Mutational profile of MS in human CRCs
Given that the B5 panel has been frequently applied in clinical practice, and the MMR system is of pivotal importance for the occurrence of MSI, we analyzed if the MSI of tumor-related genes we studied was relevant to the status of B5 or MMR. The samples of CRC were divided into B5-MSI and B5-MSS or MMR-deficient (MMR-d) and MMR-proficient (MMR-p) groups according to the MSI status of B5 or MMR.
The data showed that the MSI frequency of 16 tumor-related genes (84.2%, 16/19) we detected was significantly higher in the B5-MSI group than that in the B5-MSS group (Table S15). It indicated that B5 panel is a high-efficiency criterion on assessing the integral MSI status of the genome.

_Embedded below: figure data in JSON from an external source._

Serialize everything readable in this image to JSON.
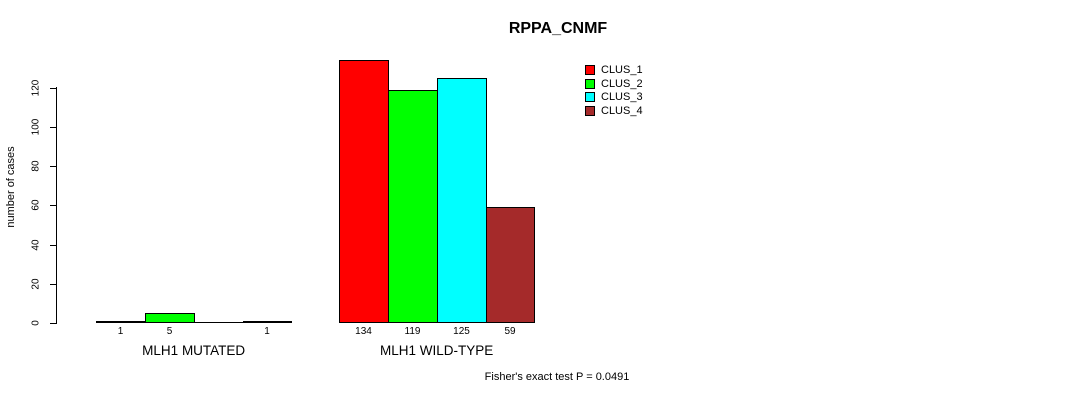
{
  "title": "RPPA_CNMF",
  "chart_data": {
    "type": "bar",
    "title": "RPPA_CNMF",
    "xlabel": "",
    "ylabel": "number of cases",
    "categories": [
      "MLH1 MUTATED",
      "MLH1 WILD-TYPE"
    ],
    "series": [
      {
        "name": "CLUS_1",
        "color": "#ff0000",
        "values": [
          1,
          134
        ]
      },
      {
        "name": "CLUS_2",
        "color": "#00ff00",
        "values": [
          5,
          119
        ]
      },
      {
        "name": "CLUS_3",
        "color": "#00ffff",
        "values": [
          0,
          125
        ]
      },
      {
        "name": "CLUS_4",
        "color": "#a52a2a",
        "values": [
          1,
          59
        ]
      }
    ],
    "bar_value_labels": [
      [
        "1",
        "5",
        "",
        "1"
      ],
      [
        "134",
        "119",
        "125",
        "59"
      ]
    ],
    "yticks": [
      0,
      20,
      40,
      60,
      80,
      100,
      120
    ],
    "ylim": [
      0,
      120
    ],
    "grid": false,
    "legend_position": "right",
    "legend_entries": [
      "CLUS_1",
      "CLUS_2",
      "CLUS_3",
      "CLUS_4"
    ],
    "annotation": "Fisher's exact test P = 0.0491"
  }
}
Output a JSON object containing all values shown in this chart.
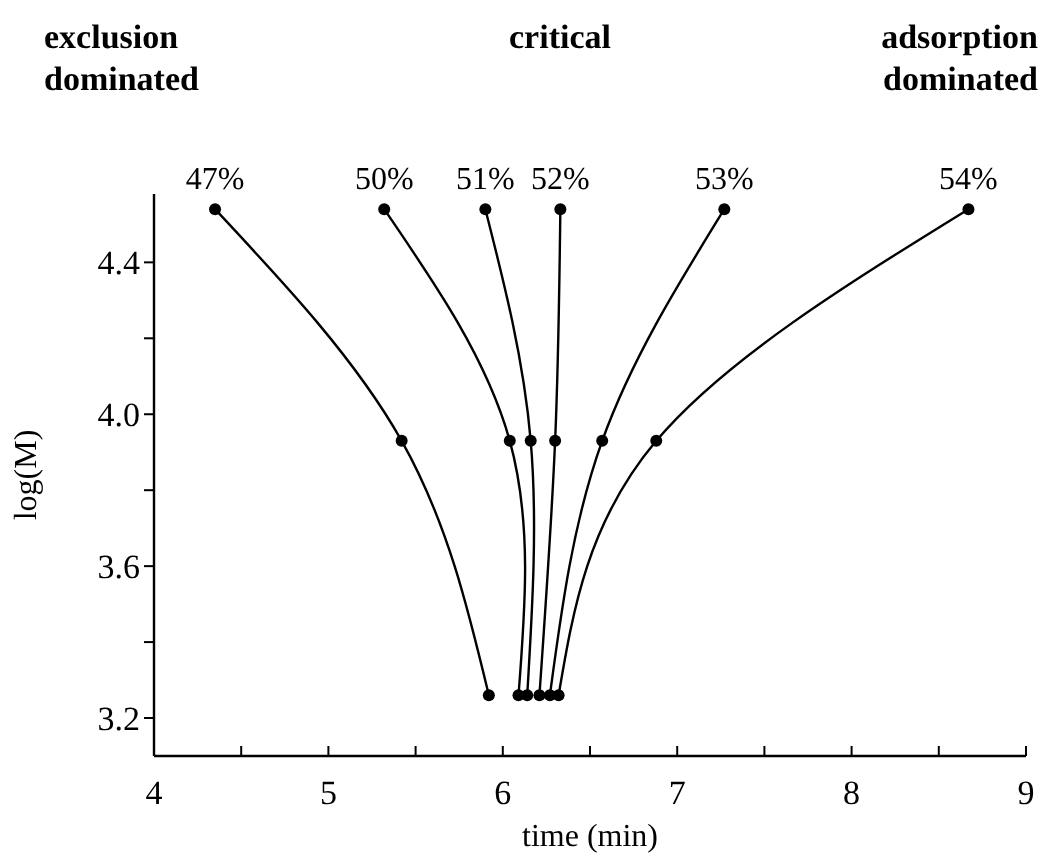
{
  "chart_data": {
    "type": "line",
    "xlabel": "time (min)",
    "ylabel": "log(M)",
    "annotations": [
      "exclusion dominated",
      "critical",
      "adsorption dominated"
    ],
    "xlim": [
      4,
      9
    ],
    "ylim": [
      3.1,
      4.58
    ],
    "xticks": [
      4,
      {
        "value": 4.5,
        "label": null
      },
      5,
      {
        "value": 5.5,
        "label": null
      },
      6,
      {
        "value": 6.5,
        "label": null
      },
      7,
      {
        "value": 7.5,
        "label": null
      },
      8,
      {
        "value": 8.5,
        "label": null
      },
      9
    ],
    "yticks": [
      3.2,
      {
        "value": 3.4,
        "label": null
      },
      3.6,
      {
        "value": 3.8,
        "label": null
      },
      {
        "value": 4,
        "label": "4.0"
      },
      {
        "value": 4.2,
        "label": null
      },
      4.4
    ],
    "marker": "circle",
    "line_style": "solid",
    "series": [
      {
        "name": "47%",
        "color": "#000000",
        "x": [
          5.92,
          5.42,
          4.35
        ],
        "values": [
          3.26,
          3.93,
          4.54
        ]
      },
      {
        "name": "50%",
        "color": "#000000",
        "x": [
          6.09,
          6.04,
          5.32
        ],
        "values": [
          3.26,
          3.93,
          4.54
        ]
      },
      {
        "name": "51%",
        "color": "#000000",
        "x": [
          6.14,
          6.16,
          5.9
        ],
        "values": [
          3.26,
          3.93,
          4.54
        ]
      },
      {
        "name": "52%",
        "color": "#000000",
        "x": [
          6.21,
          6.3,
          6.33
        ],
        "values": [
          3.26,
          3.93,
          4.54
        ]
      },
      {
        "name": "53%",
        "color": "#000000",
        "x": [
          6.27,
          6.57,
          7.27
        ],
        "values": [
          3.26,
          3.93,
          4.54
        ]
      },
      {
        "name": "54%",
        "color": "#000000",
        "x": [
          6.32,
          6.88,
          8.67
        ],
        "values": [
          3.26,
          3.93,
          4.54
        ]
      }
    ]
  }
}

Similarly, except four MMR genes including MSH2, MLH1, MSH6 and PMS2, MSI frequency of majority tumor-related genes (80%, 12/15) we detected was remarkably higher in MMR-d tumors than that in MMR-p tumors (Table S16). In accordance with the statement that MMR system plays an vital role in the occurrence of MSI.
The MSI/LOH spectrum in CRC patients
Increased number of mutations was detected in CRCs [21], suggesting that the mutation spectrum in CRCs was very complicated. In our study, 54.17% (26/48) of CRCs harbored MSI events within one gene, while 6.25% (3/48) in two genes simultaneously. Of 48 MSI patients, the number of MSI events detected in each individual patient was ranged from 1 (52.08%, 25/48) to 18 (2.08%, 1/48) with a mean value of 4.52 MSI events (217/48) per individual (Table S17-18). Furthermore, 22.22% (42/189) of CRCs harbored LOH events within one gene, while 17.46% (33/189) in two genes. Of 189 LOH patients, the number of LOH events detected in each individual patient was ranged from 1 (22.22%, 42/189) to 18 (0.53%, 1/189) with a mean value of 4.81 MSI events (909/189) per individual (Table S19-20). These results suggested a complicated mutation spectrum in the CRC patients.
We further found that both the gene numbers and the MSI loci numbers in the non-adenocarcinoma patients were higher than that in the adenocarcinoma patients (p=0.002; p=0.002, respectively) (Fig. S5A-B). Moreover, both the MSI genes number and the MSI loci number in the colon patients were higher than in the rectal patients (p=0.006; p=0.007, respectively) (Fig. S5C-D). However, no significant differences of the LOH genes number and the LOH loci number were found between each pair of groups. These findings suggested that the MSI frequency of tumor-related genes in colorectal cancer was associated with pathological type and tumor location.